Archive for January, 2012

I want us.

Posted: January 19, 2012 in Uncategorized

People will constantly be divided into two kinds. Regardless of the gazillion unnameable, innumerable differences we all may have, it always comes down to two. Recent developments in my life, in particular, reminds me of how much this “space between” have us all significantly marked – like a friggin invisible ink tattoo, segregating us from our kind and the other.

One such differential sprouts from actually getting what we want (granting of course, that we all know what we want). I’ve played this in my mind over and over within the last few weeks and came to the realization that I belong in the set who, after finally getting close to attaining what they want, gets paralyzed. And I don’t mean just in the figurative sense but literally frozen, don’t-know-what-to-do/how-to-act kind of paralyzed. Like a tiny swell in the middle of a  calm sea that gets thrown into the throngs of mighty waves and crashes into the sand and back… Okay, maybe not that dramatic but something close to that. It’s not like being after the chase solely, no. I mean, we all want the chase, stop kidding yourselves. But this is more than that. It’s like being in that constant state of chasing and chasing and chasing and then bam! You got him/her. You finally got ’em! And it feels so infinitely good, waaay better than that threefold Utopian dream Brandon Boyd was crooning about… And then, what?

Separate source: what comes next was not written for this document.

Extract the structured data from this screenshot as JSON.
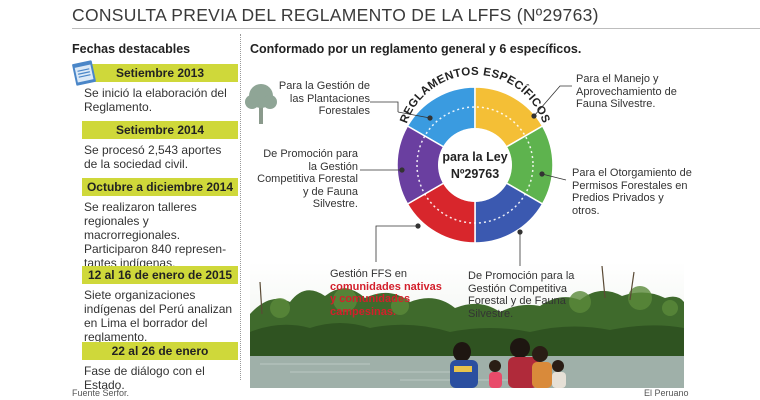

Which brings me to the other kind. The kind who are so damn good on the follow-through. I used to think I belonged in this set. I used to think a lot of things… Things that are so ironically contrasting to how I actually I am that I feel like shit. Anyway… This other half, more often than not, are the ones who keep the paralyzed half in check. They keep my kind in motion, making sure we don’t freeze to death on the spot or rebound into old bad habits.

He belongs in this half. And I can only imagine how tough it must be for him to be chasing after the likes of me. I don’t know why he does it. I still don’t understand why and how he can care so much when he’s totally free to just leave me be and stick it out with someone of his kind. Not that I would want him to but I know me. And in spite of myself, I still know what I want – and it’s him. It’s always been him. Clincher: I suck so much on the follow-through.

I suck at it probably on purpose. Maybe it’s the writer in me purposely turning things to shit just so I can write about it (yes, emotional turmoil is very cathartic where writing is concerned). Probably because my history never fails to suggest that once shit gets real, I would inevitably fail. And I can roll with all the trite and massive failures this life would throw at me… except for this. Not with him. Not us.

I used to think that knowing what I want is the challenge and getting it, the reward. Like the medal and the self-respect that comes with it after finishing a marathon. I’ve forgotten how it is to move forth from that.

One thing’s for sure: This life that I know now has already become unimaginable without him in it. And it scares the living f*ck outta me. But I’m braving through. In my own imperfect way, I’m braving through.